Creating Engaging Apps - Web vs Native

If you are writing an app for the general public (as opposed to one you’re writing for you in your organization), one of the first questions you face is whether you create it as a Web application or develop it for your target platforms using native code (XAML/HTML5/C#,Objective C, Java). There are a number of reasons I can think of to use native code over Web technologies. Better performance. Better integration with the device. Able to take advantage of functionality that is specific to the device (as opposed to coding to the lowest common denominator). By the same token, there are reasons to utilize Web technologies instead of native code. Faster time to market. Easier deployment. Consistent experience across all platforms.

But what does this have to do with creating engaging apps?

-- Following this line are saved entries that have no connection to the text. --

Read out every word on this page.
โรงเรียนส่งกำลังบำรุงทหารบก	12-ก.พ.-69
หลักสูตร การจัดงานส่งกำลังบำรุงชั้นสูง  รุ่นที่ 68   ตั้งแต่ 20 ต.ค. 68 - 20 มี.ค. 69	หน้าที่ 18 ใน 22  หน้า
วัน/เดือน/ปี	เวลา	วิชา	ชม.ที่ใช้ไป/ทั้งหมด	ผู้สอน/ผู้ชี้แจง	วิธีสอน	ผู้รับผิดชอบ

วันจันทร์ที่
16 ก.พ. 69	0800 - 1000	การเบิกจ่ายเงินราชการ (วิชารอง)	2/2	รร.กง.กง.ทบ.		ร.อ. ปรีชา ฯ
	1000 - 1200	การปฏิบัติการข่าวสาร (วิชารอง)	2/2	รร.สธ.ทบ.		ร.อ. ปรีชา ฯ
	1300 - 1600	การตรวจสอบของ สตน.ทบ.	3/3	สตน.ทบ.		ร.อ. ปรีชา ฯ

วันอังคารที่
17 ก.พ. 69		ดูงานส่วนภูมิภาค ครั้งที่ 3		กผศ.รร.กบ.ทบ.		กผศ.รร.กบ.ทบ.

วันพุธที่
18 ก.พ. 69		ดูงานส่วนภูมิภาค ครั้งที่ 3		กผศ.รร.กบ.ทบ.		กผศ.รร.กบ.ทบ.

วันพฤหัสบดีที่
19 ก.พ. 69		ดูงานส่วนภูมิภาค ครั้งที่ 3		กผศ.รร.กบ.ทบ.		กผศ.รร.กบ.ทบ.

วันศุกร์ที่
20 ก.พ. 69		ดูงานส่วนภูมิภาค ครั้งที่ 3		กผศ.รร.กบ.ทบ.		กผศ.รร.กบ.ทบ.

That’s right. The choice of technologies that you use is not what makes an application engaging. Consider the following tips for an engaging application:

Use the power of faces – People love faces. We have evolved so that we have specific wiring in our brain with the sole purpose of recognizing faces. We do it so well, we see faces where they don’t exist (such as in clouds, tree bark or grilled cheese). Take advantage of this by putting faces on your site. Even better, get the face to look at at important part of your site: people instinctively follow the eyes of the face.

Use food, sex and danger to attract interest – If you have ever heard me teach a courses, you will have heard me say (right at the very beginning) that when someone sees something new, they place it into one of four categories: can I eat it, can it eat me, can I mate with it, and everything else. If you want your site to be considered interesting, put it in one of the first three categories.

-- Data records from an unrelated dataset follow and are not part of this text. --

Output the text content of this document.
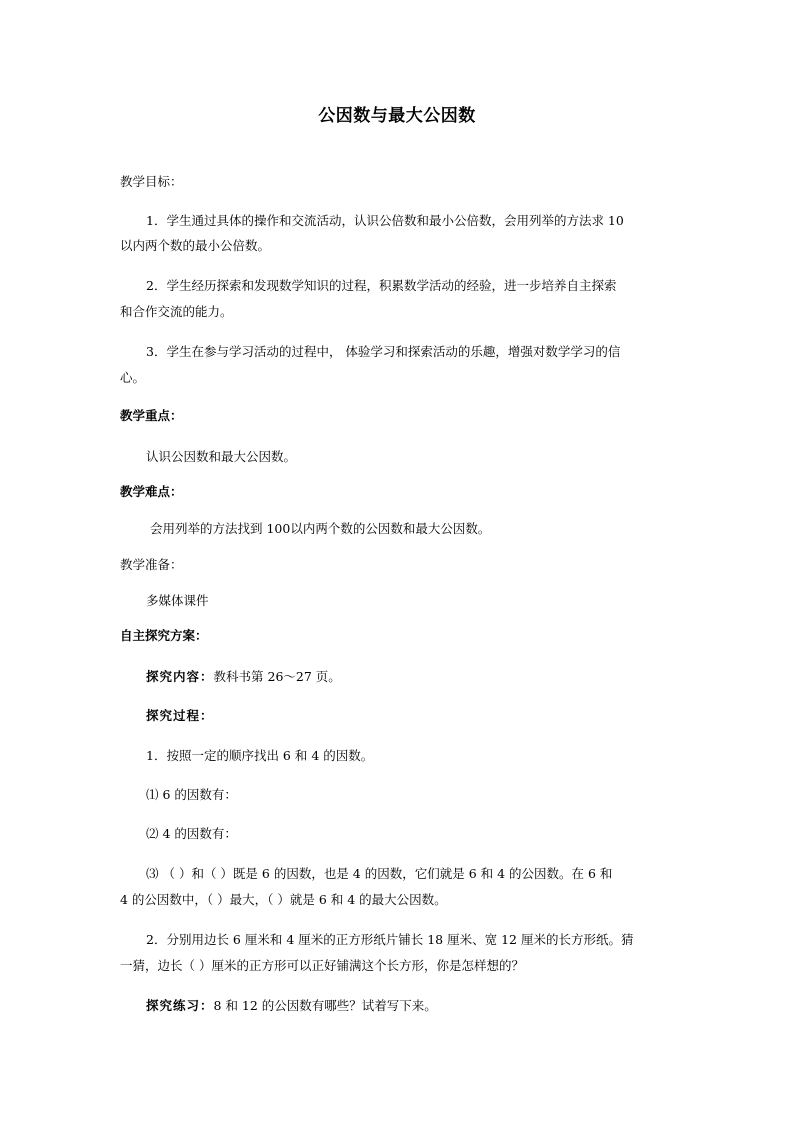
公因数与最大公因数
教学目标：
1．学生通过具体的操作和交流活动，认识公倍数和最小公倍数，会用列举的方法求 10
以内两个数的最小公倍数。
2．学生经历探索和发现数学知识的过程，积累数学活动的经验，进一步培养自主探索
和合作交流的能力。
3．学生在参与学习活动的过程中， 体验学习和探索活动的乐趣，增强对数学学习的信
心。
教学重点：
认识公因数和最大公因数。
教学难点：
会用列举的方法找到 100以内两个数的公因数和最大公因数。
教学准备：
多媒体课件
自主探究方案：
探究内容：教科书第 26～27 页。
探究过程：
1．按照一定的顺序找出 6 和 4 的因数。
⑴ 6 的因数有：
⑵ 4 的因数有：
⑶ （ ）和（ ）既是 6 的因数，也是 4 的因数，它们就是 6 和 4 的公因数。在 6 和
4 的公因数中，（ ）最大，（ ）就是 6 和 4 的最大公因数。
2．分别用边长 6 厘米和 4 厘米的正方形纸片铺长 18 厘米、宽 12 厘米的长方形纸。猜
一猜，边长（ ）厘米的正方形可以正好铺满这个长方形，你是怎样想的？
探究练习：8 和 12 的公因数有哪些？试着写下来。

Tell a story – We learn through stores. It’s how we teach our children. It’s what we see in movies. Stories are a big part of how information is conveyed to us. Take advantage of this in your app. If you have information to give to the user, put it in story form. It doesn’t matter what medium you use (words, pictures, music), but using a story narrative will help your user understand and retain your information.

Build commitment over time – I’m guessing that most of you did not propose to your wife on the first date. It takes time for both people to make sure of the commitment that is implicit in marriage. The same is true of business. You don’t ask for a 6-figure sales order on the first cold call. Or, if you do, I’m guessing your success rate is low. :) Instead, let the relationship build over time. Let the user choose how they want to interact with you (RSS, Twitter, Facebook) and make sure that you don’t take advantage of the trust that is implicit in that interaction.

See? Nothing at all about technology. Engaging apps is all about the design sensibilities and visual aesthetics of the app. Focus your energies on that. Get that right and the choices you make for technology, so long as it doesn’t get in the way, because ancillary at best.